On 26 September 2012 20:23, Robert Smith quad@symbo1ics.com wrote:
I think it might be worthwhile to look at unicode beyond just seeing if files can encoded as utf8.
The concept of "unicode support" is pretty loaded. What does it mean? Does unicode support mean that one can operate on strings stored in a particular fashion? Does it mean functions like LENGTH handle overlaying characters correctly (e.g., any character plus a circumflex overlaying character... does that have length 1 or 2?)? Do the printers support stuff like right-to-left printing?
I think CL standard is pretty clear on what LENGTH does -- Unicode doesn't come into it, /unless/ you happen to be on an implementation that supports custom sequence types and defined one that understands combining characters.
The only place where standard really hooks into Unicode is external formats. Most (all?) of the tricky unicode stuff should IMO be separate functions, instead of introducing subtleties to standard ones.
I think some crucial questions are:
* What is CHAR-CODE-LIMIT?
* Are there holes in the char-code range?

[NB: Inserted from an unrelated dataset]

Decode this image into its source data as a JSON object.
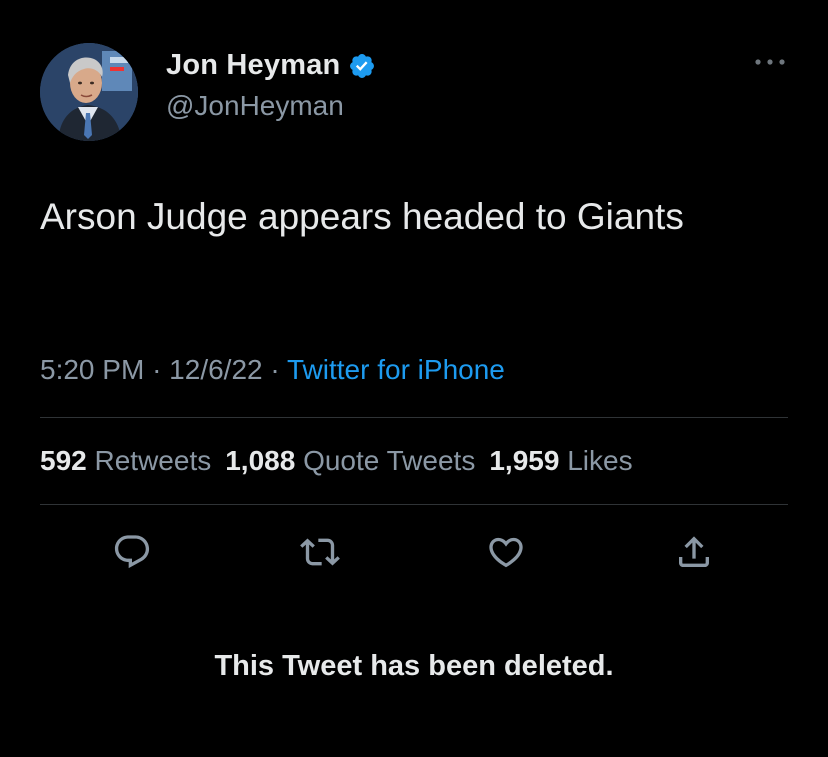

* Which external formats are supported?
* Can strings contain arbitrary codepoints, or only things that represent fully-fledged characters? (Can UTF-8b be supported?)
* Can users define new external formats?
* Are multiple line-ending conventions supported?
* BOM?
* Are the character names there?
* Is the unicode database the implementation needs to have anyways accessible via a documented API?
* Is everything that should be O(1) O(1), or are some things O(N) with Unicode?
* Are there multiple string representations? (Eg. one for 0-255 range, one for full code-char range.)
Cheers,
-- Nikodemus